From my last blog, I calculated the missing value percentage for every columns in the data. Next thing to do is to perform imputation of missing values in selected columns before model training.
However, I am going to skip doing in depth data cleaning and feature selection eg. removing outliers and calculating correlations between features, etc. I will do that in the next blog 😉
Instead I am going to use the following features to build a model. These columns have low missing value percentage.
"bedroomcnt" "bathroomcnt" "roomcnt" "taxamount" "taxvaluedollarcnt" "lotsizesquarefeet" "finishedsquarefeet12" "latitude" "longitude"
I replaced missing values in bedroomcnt with 3 and bathroomcnt with 2 (use most frequent value) and drop any row that has any missing values in the other columns.
In this experiment, I used Spark to train a Gradient Boost Tree Regression model.
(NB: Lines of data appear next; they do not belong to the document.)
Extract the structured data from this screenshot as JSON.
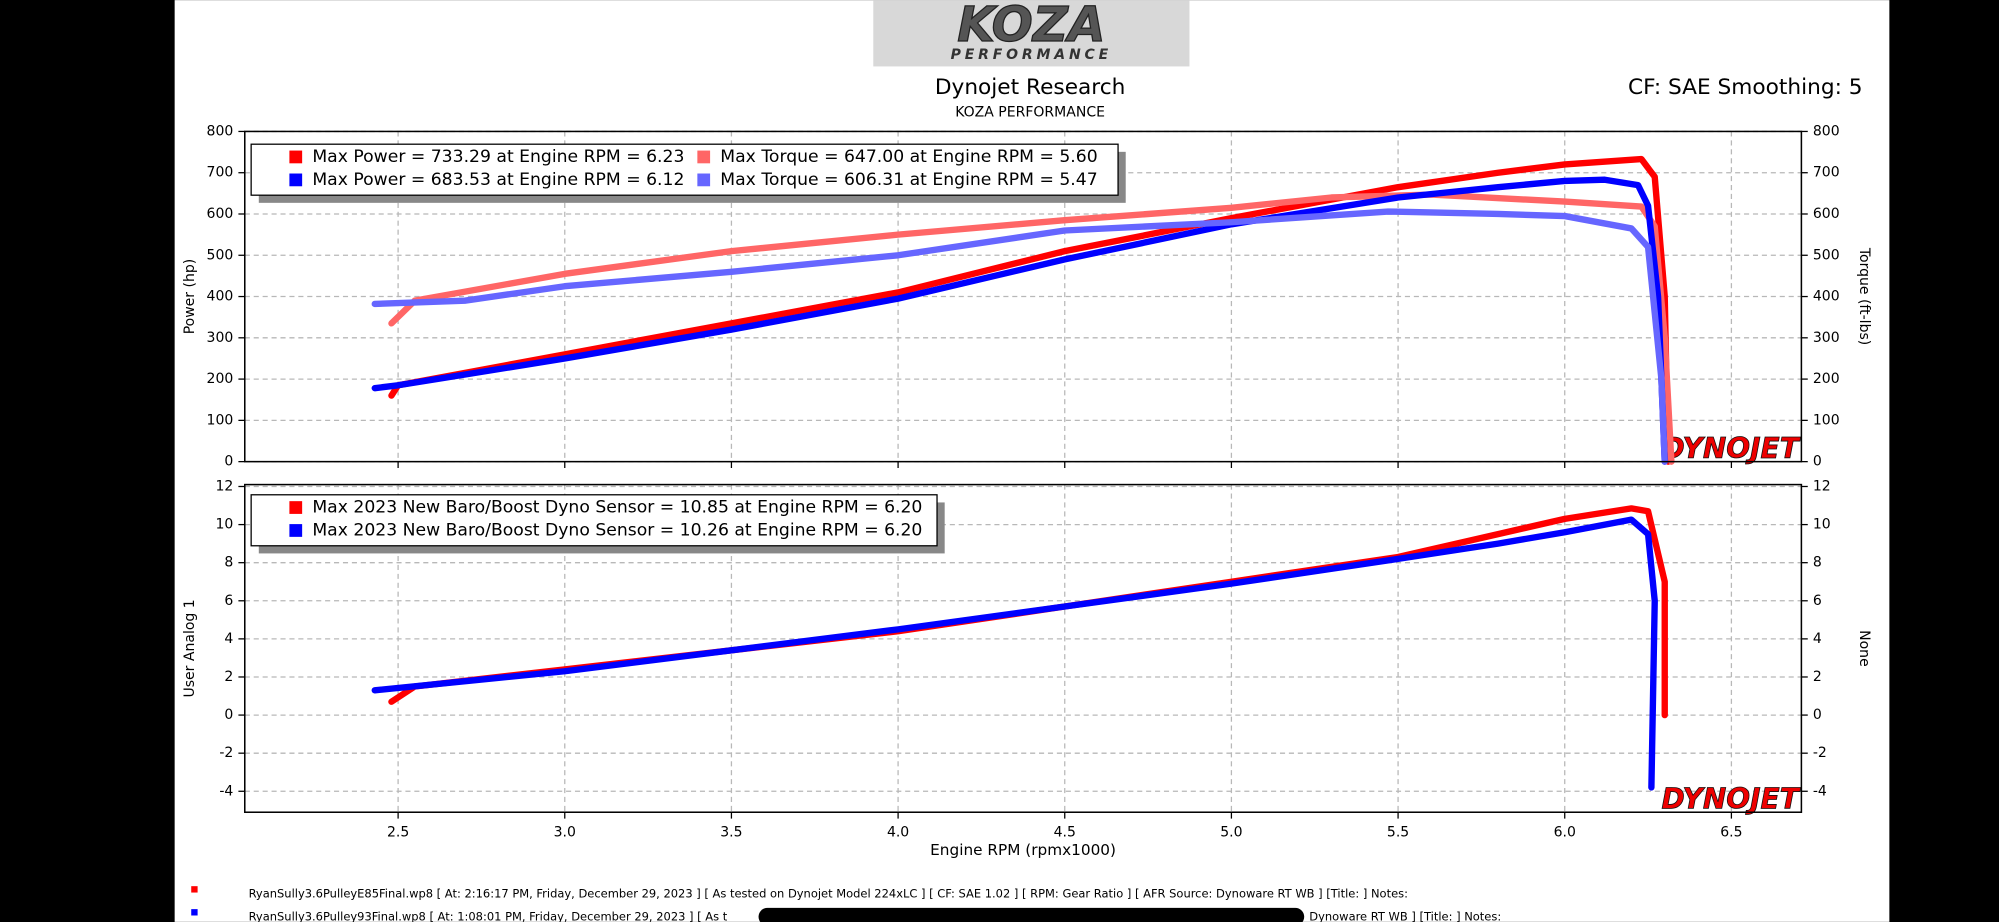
{
  "logo": {
    "text": "KOZA",
    "subtext": "PERFORMANCE"
  },
  "watermark": "DYNOJET",
  "chart_data": [
    {
      "type": "line",
      "title": "Dynojet Research",
      "subtitle": "KOZA PERFORMANCE",
      "annotation": "CF: SAE Smoothing: 5",
      "ylabel": "Power (hp)",
      "y2label": "Torque (ft-lbs)",
      "xlim": [
        2.04,
        6.71
      ],
      "ylim": [
        0,
        800
      ],
      "yticks": [
        0,
        100,
        200,
        300,
        400,
        500,
        600,
        700,
        800
      ],
      "y2lim": [
        0,
        800
      ],
      "y2ticks": [
        0,
        100,
        200,
        300,
        400,
        500,
        600,
        700,
        800
      ],
      "grid": true,
      "series": [
        {
          "name": "Max Power = 733.29 at Engine RPM = 6.23",
          "color": "#ff0000",
          "x": [
            2.48,
            2.5,
            3.0,
            3.5,
            4.0,
            4.5,
            5.0,
            5.5,
            5.8,
            6.0,
            6.23,
            6.27,
            6.3,
            6.31
          ],
          "values": [
            160,
            185,
            260,
            335,
            410,
            510,
            590,
            665,
            700,
            720,
            733,
            690,
            400,
            0
          ]
        },
        {
          "name": "Max Torque = 647.00 at Engine RPM = 5.60",
          "color": "#ff6666",
          "axis": "y2",
          "x": [
            2.48,
            2.55,
            3.0,
            3.5,
            4.0,
            4.5,
            5.0,
            5.3,
            5.6,
            6.0,
            6.23,
            6.27,
            6.3,
            6.32
          ],
          "values": [
            335,
            390,
            455,
            510,
            550,
            585,
            615,
            640,
            647,
            630,
            618,
            570,
            300,
            0
          ]
        },
        {
          "name": "Max Power = 683.53 at Engine RPM = 6.12",
          "color": "#0000ff",
          "x": [
            2.43,
            2.5,
            3.0,
            3.5,
            4.0,
            4.5,
            5.0,
            5.5,
            5.8,
            6.0,
            6.12,
            6.22,
            6.25,
            6.28,
            6.3
          ],
          "values": [
            178,
            185,
            250,
            320,
            395,
            490,
            575,
            640,
            665,
            680,
            683,
            670,
            620,
            400,
            0
          ]
        },
        {
          "name": "Max Torque = 606.31 at Engine RPM = 5.47",
          "color": "#6666ff",
          "axis": "y2",
          "x": [
            2.43,
            2.7,
            3.0,
            3.5,
            4.0,
            4.5,
            5.0,
            5.47,
            5.8,
            6.0,
            6.2,
            6.25,
            6.29,
            6.3
          ],
          "values": [
            382,
            390,
            425,
            460,
            500,
            560,
            580,
            606,
            600,
            595,
            565,
            520,
            200,
            0
          ]
        }
      ]
    },
    {
      "type": "line",
      "ylabel": "User Analog 1",
      "y2label": "None",
      "xlabel": "Engine RPM (rpmx1000)",
      "xlim": [
        2.04,
        6.71
      ],
      "xticks": [
        2.5,
        {
          "value": 3,
          "label": "3.0"
        },
        3.5,
        {
          "value": 4,
          "label": "4.0"
        },
        4.5,
        {
          "value": 5,
          "label": "5.0"
        },
        5.5,
        {
          "value": 6,
          "label": "6.0"
        },
        6.5
      ],
      "ylim": [
        -5.1,
        12.1
      ],
      "yticks": [
        -4,
        -2,
        0,
        2,
        4,
        6,
        8,
        10,
        12
      ],
      "grid": true,
      "series": [
        {
          "name": "Max 2023 New Baro/Boost Dyno Sensor = 10.85 at Engine RPM = 6.20",
          "color": "#ff0000",
          "x": [
            2.48,
            2.55,
            3.0,
            3.5,
            4.0,
            4.5,
            5.0,
            5.5,
            5.8,
            6.0,
            6.2,
            6.25,
            6.3,
            6.3
          ],
          "values": [
            0.7,
            1.5,
            2.4,
            3.4,
            4.4,
            5.7,
            7.0,
            8.3,
            9.5,
            10.3,
            10.85,
            10.7,
            7,
            0
          ]
        },
        {
          "name": "Max 2023 New Baro/Boost Dyno Sensor = 10.26 at Engine RPM = 6.20",
          "color": "#0000ff",
          "x": [
            2.43,
            3.0,
            3.5,
            4.0,
            4.5,
            5.0,
            5.5,
            5.8,
            6.0,
            6.2,
            6.25,
            6.27,
            6.26
          ],
          "values": [
            1.3,
            2.3,
            3.4,
            4.5,
            5.7,
            6.9,
            8.2,
            9.0,
            9.6,
            10.26,
            9.5,
            6,
            -3.8
          ]
        }
      ]
    }
  ],
  "notes": [
    {
      "text": "RyanSully3.6PulleyE85Final.wp8 [ At: 2:16:17 PM, Friday, December 29, 2023 ] [ As tested on Dynojet Model 224xLC ] [ CF: SAE 1.02 ] [ RPM: Gear Ratio ] [ AFR Source: Dynoware RT WB ] [Title: ]  Notes:"
    },
    {
      "text": "RyanSully3.6Pulley93Final.wp8 [ At: 1:08:01 PM, Friday, December 29, 2023 ] [ As t",
      "tail": "Dynoware RT WB ] [Title: ]  Notes:"
    }
  ]
}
I built a Spark ML pipeline to perform hyperparameter tuning of GBT. Basically, it will test a grid of different hyperparameters and choose the best parameters based on the evaluation metric, RMSE.
val paramGrid = new ParamGridBuilder() .addGrid(gbt.maxDepth, Array(2,5)) .addGrid(gbt.maxIter, Array(50,100)) .build()
Next I will need to go back to data cleaning and feature selection to choose better/more features to improve the model.